DG: We are working on establishing scientific confidence in other NAMs, and we are developing an in vitro screening panel to look at immune suppression, not using experimental animals. Our work through the NTP Interagency Center for the Evaluation of Alternative Toxicological Methods recently resulted in a large-scale partnership with other federal agencies and commercial product manufacturers to explore some of the newer alternative methods to detect chemicals that can cause allergic reactions in the skin.

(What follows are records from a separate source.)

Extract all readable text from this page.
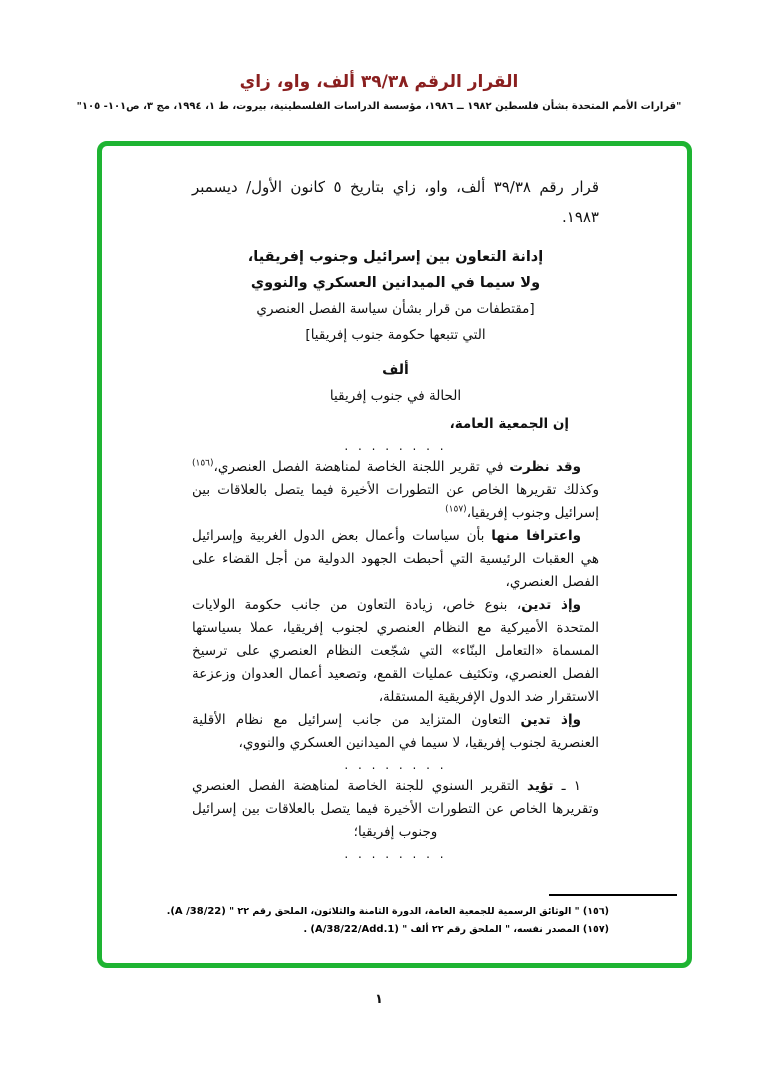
القرار الرقم ٣٩/٣٨ ألف، واو، زاي
"قرارات الأمم المتحدة بشأن فلسطين ١٩٨٢ ــ ١٩٨٦، مؤسسة الدراسات الفلسطينية، بيروت، ط ١، ١٩٩٤، مج ٣، ص١٠١- ١٠٥"

قرار رقم ٣٩/٣٨ ألف، واو، زاي بتاريخ ٥ كانون الأول/ ديسمبر ١٩٨٣.

إدانة التعاون بين إسرائيل وجنوب إفريقيا،
ولا سيما في الميدانين العسكري والنووي
[مقتطفات من قرار بشأن سياسة الفصل العنصري
التي تتبعها حكومة جنوب إفريقيا]
ألف
الحالة في جنوب إفريقيا
إن الجمعية العامة،
. . . . . . . .

وقد نظرت في تقرير اللجنة الخاصة لمناهضة الفصل العنصري،$^{(١٥٦)}$ وكذلك تقريرها الخاص عن التطورات الأخيرة فيما يتصل بالعلاقات بين إسرائيل وجنوب إفريقيا،$^{(١٥٧)}$

واعترافا منها بأن سياسات وأعمال بعض الدول الغربية وإسرائيل هي العقبات الرئيسية التي أحبطت الجهود الدولية من أجل القضاء على الفصل العنصري،

وإذ تدين، بنوع خاص، زيادة التعاون من جانب حكومة الولايات المتحدة الأميركية مع النظام العنصري لجنوب إفريقيا، عملا بسياستها المسماة «التعامل البنّاء» التي شجّعت النظام العنصري على ترسيخ الفصل العنصري، وتكثيف عمليات القمع، وتصعيد أعمال العدوان وزعزعة الاستقرار ضد الدول الإفريقية المستقلة،

وإذ تدين التعاون المتزايد من جانب إسرائيل مع نظام الأقلية العنصرية لجنوب إفريقيا، لا سيما في الميدانين العسكري والنووي،

. . . . . . . .

١ ـ تؤيد التقرير السنوي للجنة الخاصة لمناهضة الفصل العنصري وتقريرها الخاص عن التطورات الأخيرة فيما يتصل بالعلاقات بين إسرائيل وجنوب إفريقيا؛

. . . . . . . .
(١٥٦) " الوثائق الرسمية للجمعية العامة، الدورة الثامنة والثلاثون، الملحق رقم ٢٢ " (A /38/22).
(١٥٧) المصدر نفسه، " الملحق رقم ٢٢ ألف " (A/38/22/Add.1) .
١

Allergic responses from skin exposure is one of the most common occupational illnesses. Evaluation of whether cosmetics, pesticides, or industrial chemicals cause either allergic or irritant responses in the skin is a major testing requirement in all countries. It is a significant problem in the general population, but hard to accurately measure just how much because it is difficult to distinguish between things that cause true allergy or just irritate the skin based on self-reporting and without specific tests. Respiratory allergy can manifest as something as simple as a runny nose or as severe as asthma and anaphylaxis. We try to predict which chemicals may induce allergic responses so that we can eliminate or minimize such exposures.
We have tested chemicals using in vitro methods and then compared that data with information on known skin sensitizers in humans to establish scientific confidence in those methods. Some of these methods are based on gene signatures — they use a specific set of genes to predict skin sensitization. In a new project, we are using a similar platform to evaluate potential respiratory sensitizers.
Anderson SE, Meade BJ. 2014. Potential health effects associated with dermal exposure to occupational chemicals. Environ Health Insights 8(Suppl 1):51−62.
Strickland J, Truax J, Corvaro M, Settivari R, Henriquez J, McFadden J, Gulledge T, Johnson V, Gehen S, Germolec D, Allen DG, Kleinstreuer N. 2022. Application of defined approaches for skin sensitization to agrochemical products. Front Toxicol 4:852856.
(Jennifer Harker, Ph.D., is a technical writer-editor in the NIEHS Office of Communications and Public Liaison.)